Currently, TiCDC unsupported scenarios and limitations as below:

A TiKV cluster that uses RawKV alone.
The CREATE SEQUENCE DDL operation and the SEQUENCE function in TiDB. When the upstream TiDB uses SEQUENCE, TiCDC ignores SEQUENCE DDL operations/functions performed upstream. However, DML operations using SEQUENCE functions can be correctly replicated.
Currently, performing BR data recovery and TiDB Lightning physical import imports on tables and databases that are being replicated by TiCDC is not supported. For more information, see Why does replication using TiCDC stall or even stop after data restore using TiDB Lightning and BR from upstream.
TiCDC only replicates tables that have at least one valid index

For details, refer to the official documentation unsupported scenarios and best practices.

The most difficult part of these limitations to be identified is the valid index:

TiCDC only replicates tables that have at least one valid index. A valid index is defined as follows:

A primary key (PRIMARY KEY) is a valid index.

A unique index (UNIQUE INDEX) is valid if every column of the index is explicitly defined as non-nullable (NOT NULL) and the index does not have a virtual generated column (VIRTUAL GENERATED COLUMNS).

If there are tables in the TiDB cluster without at least one valid index, then these tables cannot use TiCDC to synchronize data. How to find out which tables in the cluster do not have any valid index?

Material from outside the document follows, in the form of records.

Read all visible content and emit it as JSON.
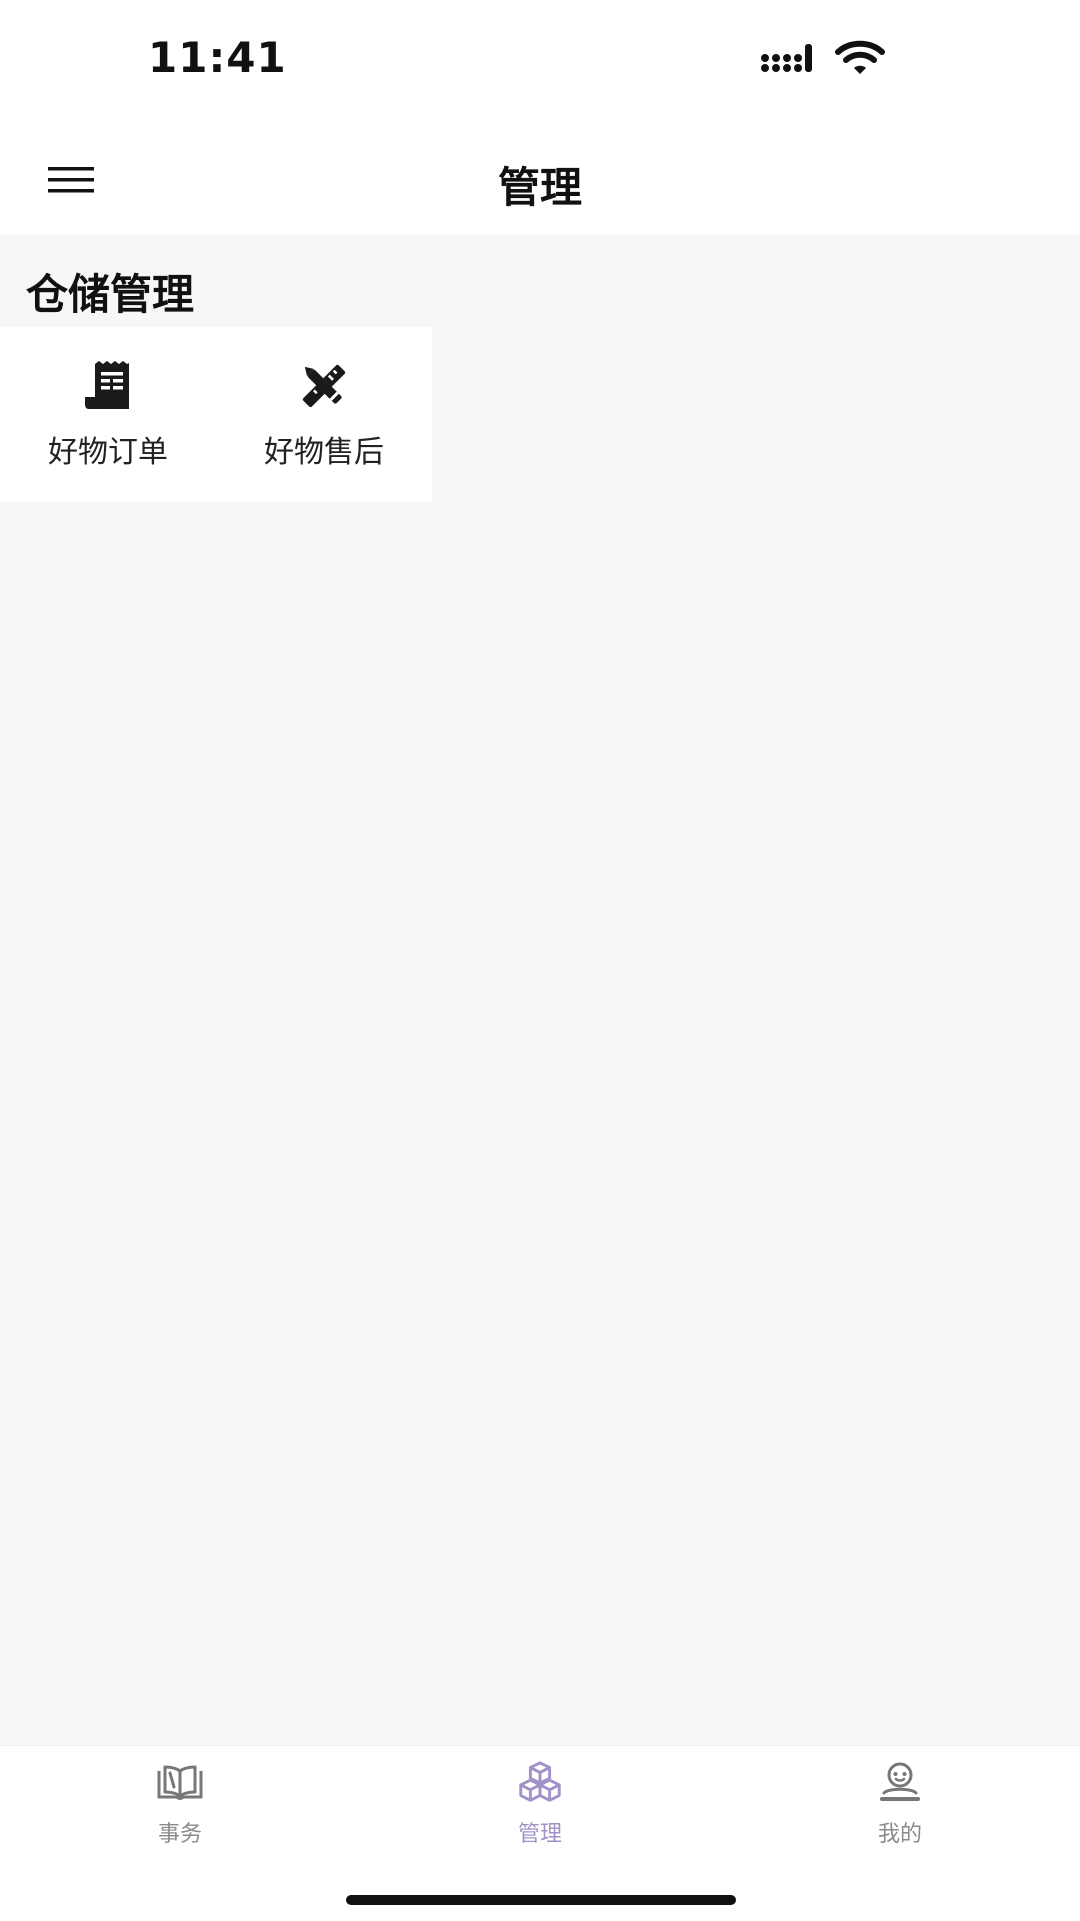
{
  "status_bar": {
    "time": "11:41"
  },
  "nav": {
    "title": "管理",
    "menu_icon": "hamburger-menu-icon"
  },
  "section": {
    "title": "仓储管理",
    "items": [
      {
        "label": "好物订单",
        "icon": "receipt-icon"
      },
      {
        "label": "好物售后",
        "icon": "tools-icon"
      }
    ]
  },
  "tabbar": {
    "active_tab": "管理",
    "tabs": [
      {
        "label": "事务",
        "icon": "book-icon"
      },
      {
        "label": "管理",
        "icon": "cubes-icon"
      },
      {
        "label": "我的",
        "icon": "user-icon"
      }
    ]
  },
  "colors": {
    "accent": "#a291c8",
    "content_background": "#f7f7f7",
    "inactive_tab": "#8a8a8a"
  }
}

1.Find tables that have primary key

select distinct table_schema,table_name from information_schema.tidb_indexes where KEY_NAME='PRIMARY' and table_schema not in ('METRICS_SCHEMA','mysql','PERFORMANCE_SCHEMA','INFORMATION_SCHEMA','sys');

2.Find tables have unique index and every column of the index is explicitly defined as non-nullable (NOT NULL) and the index does not have a virtual generated column

select distinct a.table_schema, a.table_name from (select table_schema,table_name,column_name from information_schema.tidb_indexes where KEY_NAME<>'PRIMARY' and NON_UNIQUE=0 and table_schema not in ('METRICS_SCHEMA','mysql','PERFORMANCE_SCHEMA','INFORMATION_SCHEMA','sys')) a left join (select TABLE_SCHEMA,TABLE_NAME,COLUMN_NAME,IS_NULLABLE,GENERATION_EXPRESSION from information_schema.columns where table_schema not in ('METRICS_SCHEMA','mysql','PERFORMANCE_SCHEMA','INFORMATION_SCHEMA','sys')) b on a.table_schema=b.table_schema and a.table_name=b.table_name and a.column_name=b.column_name where (b.IS_NULLABLE='NO' and b.GENERATION_EXPRESSION='');

3.Combine the result of the above two sets are the tables have valid index

select distinct table_schema,table_name from information_schema.tidb_indexes where KEY_NAME='PRIMARY' and table_schema not in ('METRICS_SCHEMA','mysql','PERFORMANCE_SCHEMA','INFORMATION_SCHEMA','sys')
union all
select distinct a.table_schema, a.table_name from (select table_schema,table_name,column_name from information_schema.tidb_indexes where KEY_NAME<>'PRIMARY' and NON_UNIQUE=0 and table_schema not in ('METRICS_SCHEMA','mysql','PERFORMANCE_SCHEMA','INFORMATION_SCHEMA','sys')) a left join (select TABLE_SCHEMA,TABLE_NAME,COLUMN_NAME,IS_NULLABLE,GENERATION_EXPRESSION from information_schema.columns where table_schema not in ('METRICS_SCHEMA','mysql','PERFORMANCE_SCHEMA','INFORMATION_SCHEMA','sys')) b on a.table_schema=b.table_schema and a.table_name=b.table_name and a.column_name=b.column_name where (b.IS_NULLABLE='NO' and b.GENERATION_EXPRESSION='');

Conclusion

Tables Without Valid Index = All Tables - Tables With Valid Index, if the result set of the follow SQL is not empty, means the TiDB cluster contains tables can not be replicated by TiCDC.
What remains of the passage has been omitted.